When getting started, some people have lost control over alcohol to such an extent that they will only be able to make immediate decisions and set the most basic goal of quitting drinking. Development of a detailed treatment plan with goals and choices may have to wait until after detoxification.
On the other hand, “getting started” is exactly the place where some people with alcohol problems “get stuck.” In being stuck, denial is always a problem, but complete denial is not universal; people have various levels of awareness of their alcohol use problems, which means they are in different stages of readiness to change their drinking behavior. Professionals have taken advantage of this insight about alcoholism to develop treatment approaches that are matched to a person’s readiness to change.
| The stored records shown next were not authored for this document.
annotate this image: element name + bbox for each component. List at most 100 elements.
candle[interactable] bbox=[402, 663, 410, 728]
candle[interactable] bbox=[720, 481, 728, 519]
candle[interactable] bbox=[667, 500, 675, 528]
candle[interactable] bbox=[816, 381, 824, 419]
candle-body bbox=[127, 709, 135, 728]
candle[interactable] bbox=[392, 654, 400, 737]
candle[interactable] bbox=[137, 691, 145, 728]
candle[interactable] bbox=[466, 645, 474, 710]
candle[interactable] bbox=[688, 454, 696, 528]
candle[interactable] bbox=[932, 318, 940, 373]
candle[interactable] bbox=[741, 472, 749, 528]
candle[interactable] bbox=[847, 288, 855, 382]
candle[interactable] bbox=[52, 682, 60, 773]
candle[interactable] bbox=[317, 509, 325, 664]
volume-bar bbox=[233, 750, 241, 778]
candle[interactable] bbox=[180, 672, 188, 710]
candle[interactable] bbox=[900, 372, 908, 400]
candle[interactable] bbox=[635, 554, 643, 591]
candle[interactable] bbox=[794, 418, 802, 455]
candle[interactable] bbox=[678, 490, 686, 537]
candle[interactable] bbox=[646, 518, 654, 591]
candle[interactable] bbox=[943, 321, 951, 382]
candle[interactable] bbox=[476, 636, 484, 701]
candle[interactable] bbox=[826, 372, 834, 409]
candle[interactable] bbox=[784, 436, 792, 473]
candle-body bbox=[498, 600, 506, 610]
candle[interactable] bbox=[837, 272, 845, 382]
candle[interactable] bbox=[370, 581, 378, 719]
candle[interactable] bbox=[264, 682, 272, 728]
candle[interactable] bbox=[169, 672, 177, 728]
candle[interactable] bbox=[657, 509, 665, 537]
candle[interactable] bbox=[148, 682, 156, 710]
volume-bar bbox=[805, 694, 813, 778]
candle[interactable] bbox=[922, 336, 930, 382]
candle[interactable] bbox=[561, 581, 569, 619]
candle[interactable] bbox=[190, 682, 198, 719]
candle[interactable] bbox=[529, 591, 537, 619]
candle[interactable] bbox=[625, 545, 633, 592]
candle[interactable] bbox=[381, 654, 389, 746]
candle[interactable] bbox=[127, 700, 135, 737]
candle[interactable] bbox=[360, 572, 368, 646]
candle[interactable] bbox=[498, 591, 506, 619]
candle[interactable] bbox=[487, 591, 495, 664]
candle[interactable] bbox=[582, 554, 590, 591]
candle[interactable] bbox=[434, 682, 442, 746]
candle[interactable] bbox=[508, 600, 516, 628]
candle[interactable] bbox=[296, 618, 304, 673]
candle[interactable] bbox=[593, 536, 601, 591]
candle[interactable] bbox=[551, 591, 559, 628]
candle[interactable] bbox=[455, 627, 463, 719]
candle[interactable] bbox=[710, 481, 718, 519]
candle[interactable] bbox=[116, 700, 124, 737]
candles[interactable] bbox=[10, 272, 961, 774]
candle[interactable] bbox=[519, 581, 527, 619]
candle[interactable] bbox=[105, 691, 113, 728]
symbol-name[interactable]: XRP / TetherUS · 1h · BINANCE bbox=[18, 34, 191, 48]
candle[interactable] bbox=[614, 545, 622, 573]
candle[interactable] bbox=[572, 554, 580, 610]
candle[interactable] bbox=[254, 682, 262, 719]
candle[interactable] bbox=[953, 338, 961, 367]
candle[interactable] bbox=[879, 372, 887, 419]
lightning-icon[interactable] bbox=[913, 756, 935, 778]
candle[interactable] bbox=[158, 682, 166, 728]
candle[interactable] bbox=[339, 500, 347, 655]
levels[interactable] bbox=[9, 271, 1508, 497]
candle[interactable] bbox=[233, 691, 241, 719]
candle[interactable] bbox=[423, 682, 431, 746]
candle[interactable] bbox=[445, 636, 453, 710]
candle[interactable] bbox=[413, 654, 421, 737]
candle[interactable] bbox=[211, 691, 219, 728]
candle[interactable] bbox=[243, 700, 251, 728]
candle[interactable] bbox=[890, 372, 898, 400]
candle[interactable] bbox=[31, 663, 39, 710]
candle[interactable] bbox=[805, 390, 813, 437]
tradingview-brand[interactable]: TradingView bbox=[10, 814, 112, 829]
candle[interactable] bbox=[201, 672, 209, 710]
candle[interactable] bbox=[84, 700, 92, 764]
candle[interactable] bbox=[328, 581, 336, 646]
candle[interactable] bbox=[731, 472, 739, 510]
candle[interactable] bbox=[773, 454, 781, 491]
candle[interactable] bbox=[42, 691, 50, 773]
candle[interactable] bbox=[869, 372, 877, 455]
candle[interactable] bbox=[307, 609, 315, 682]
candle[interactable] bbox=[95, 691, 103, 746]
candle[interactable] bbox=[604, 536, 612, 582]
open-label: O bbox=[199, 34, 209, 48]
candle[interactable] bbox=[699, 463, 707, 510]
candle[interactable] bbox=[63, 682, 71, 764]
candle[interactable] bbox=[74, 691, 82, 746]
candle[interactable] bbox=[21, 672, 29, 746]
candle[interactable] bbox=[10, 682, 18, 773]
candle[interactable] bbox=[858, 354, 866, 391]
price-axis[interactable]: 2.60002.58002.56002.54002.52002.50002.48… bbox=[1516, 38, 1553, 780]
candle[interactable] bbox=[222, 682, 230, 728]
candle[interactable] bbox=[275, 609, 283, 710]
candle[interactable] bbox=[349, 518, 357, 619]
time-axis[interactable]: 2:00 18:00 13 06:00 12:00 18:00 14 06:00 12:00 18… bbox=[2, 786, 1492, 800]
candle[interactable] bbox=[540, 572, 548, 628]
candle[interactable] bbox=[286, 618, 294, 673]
The second phase of treatment is stopping use, which can be done on either an inpatient or outpatient basis. Medical evaluation and treatment are particularly important at this stage. A large proportion of alcoholics develop dangerous withdrawal symptoms that must be medically managed either in a hospital or on an outpatient basis.
Although detoxification is a critical step for many alcoholics, most treatment professionals are reluctant to call it treatment, and for good reason. Treatment is what helps a person develop a commitment to change, keep the motivation to change, create a realistic plan to change and put the plan in action. Successful treatment means a person begins to experience the rewards of seeing the plan work. Just taking away the alcohol does not automatically produce any of these outcomes.